Tides and Currents
High water springs 1.6 m. High water neaps 1.3 m.
When the river is not affected by fresh water, currents run at a maximum rate of 1.5 knots.
After considerable heavy rain in the Hunter River catchment the Ebb tide induced current may exceed 3.0 knots.
Wind and Sea
The entrance is subject to swell conditions and on an average of 3 - 5 days a year the port may be closed due to weather.
During Summer, afternoon NE sea breezes up to 25.0 knots are regular. Approximately every 3 days, the passage of a cold front will be associated with fresh S sector winds. Occasionally, at the end of a hot day, a Southerly ‘Buster’ with gale force winds can persist for several hours.

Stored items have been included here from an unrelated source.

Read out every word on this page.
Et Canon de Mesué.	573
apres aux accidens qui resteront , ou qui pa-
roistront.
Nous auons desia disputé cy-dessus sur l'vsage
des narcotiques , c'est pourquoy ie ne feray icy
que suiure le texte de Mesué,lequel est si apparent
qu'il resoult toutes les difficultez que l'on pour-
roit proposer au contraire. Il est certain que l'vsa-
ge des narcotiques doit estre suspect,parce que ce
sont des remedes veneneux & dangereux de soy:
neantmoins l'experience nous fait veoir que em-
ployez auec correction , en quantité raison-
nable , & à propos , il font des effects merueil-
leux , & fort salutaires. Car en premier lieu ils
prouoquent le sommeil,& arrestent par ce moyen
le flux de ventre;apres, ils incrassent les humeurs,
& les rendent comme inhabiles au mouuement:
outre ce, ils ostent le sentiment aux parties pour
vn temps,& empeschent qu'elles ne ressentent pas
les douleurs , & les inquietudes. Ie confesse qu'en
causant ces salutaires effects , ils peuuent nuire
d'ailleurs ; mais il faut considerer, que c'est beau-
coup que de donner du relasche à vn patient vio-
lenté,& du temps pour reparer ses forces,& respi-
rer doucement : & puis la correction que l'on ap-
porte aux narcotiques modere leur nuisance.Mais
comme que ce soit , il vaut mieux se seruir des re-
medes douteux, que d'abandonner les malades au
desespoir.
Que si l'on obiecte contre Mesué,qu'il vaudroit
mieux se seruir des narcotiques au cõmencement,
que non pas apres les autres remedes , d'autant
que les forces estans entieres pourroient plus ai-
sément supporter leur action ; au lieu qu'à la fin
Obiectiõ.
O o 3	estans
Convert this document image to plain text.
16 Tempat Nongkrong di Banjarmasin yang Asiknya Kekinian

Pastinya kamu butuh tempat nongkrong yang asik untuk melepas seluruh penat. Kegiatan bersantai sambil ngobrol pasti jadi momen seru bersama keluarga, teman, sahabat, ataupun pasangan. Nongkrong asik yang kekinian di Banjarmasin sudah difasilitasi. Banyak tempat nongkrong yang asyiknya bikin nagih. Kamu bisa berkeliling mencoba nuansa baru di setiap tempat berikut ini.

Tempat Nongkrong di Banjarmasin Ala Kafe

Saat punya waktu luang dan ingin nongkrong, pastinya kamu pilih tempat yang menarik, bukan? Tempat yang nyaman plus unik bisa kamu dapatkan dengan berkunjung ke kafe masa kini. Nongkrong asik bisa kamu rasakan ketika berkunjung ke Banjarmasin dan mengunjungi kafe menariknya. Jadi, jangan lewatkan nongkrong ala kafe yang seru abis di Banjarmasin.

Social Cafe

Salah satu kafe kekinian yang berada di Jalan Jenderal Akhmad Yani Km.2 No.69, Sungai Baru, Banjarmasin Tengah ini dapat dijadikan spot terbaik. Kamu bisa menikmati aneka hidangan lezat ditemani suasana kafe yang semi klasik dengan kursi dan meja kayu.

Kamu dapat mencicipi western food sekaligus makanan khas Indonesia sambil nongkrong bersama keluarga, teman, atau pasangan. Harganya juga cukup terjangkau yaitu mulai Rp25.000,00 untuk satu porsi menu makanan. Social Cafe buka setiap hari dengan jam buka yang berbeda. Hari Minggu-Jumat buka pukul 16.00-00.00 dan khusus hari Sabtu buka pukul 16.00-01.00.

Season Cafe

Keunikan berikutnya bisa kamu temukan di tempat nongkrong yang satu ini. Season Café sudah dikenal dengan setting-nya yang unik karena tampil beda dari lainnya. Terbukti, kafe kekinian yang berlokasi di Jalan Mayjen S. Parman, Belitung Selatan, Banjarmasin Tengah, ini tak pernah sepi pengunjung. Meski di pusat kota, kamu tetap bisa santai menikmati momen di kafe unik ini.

During Autumn, there is an increase in cyclonic depressions (known locally as the ‘East Coast Low’) in the central Tasman Sea. These produce gale force winds (that generally persist for several days) causing rapid formation of significant swells.
During Winter, W sector winds are associated with fast moving depressions and cold fronts consisting of polar maritime air that often produce rain. Deep Lows in the Tasman Sea are a regular feature. Occasionally lows form close to the NSW coast and cause extreme weather.
Early Spring is often characterised by periods of strong NW winds. The East Coast Low may still form in the Tasman Sea
(as mentioned above). Later in Spring the W sector winds ease with the warmer weather and light afternoon NE sea breezes commence.
When conditions suit at night, radiation fog can form over low-lying areas to the N and W of the port. Light katabatic NW winds move the fog over the port area and may remain until mid morning.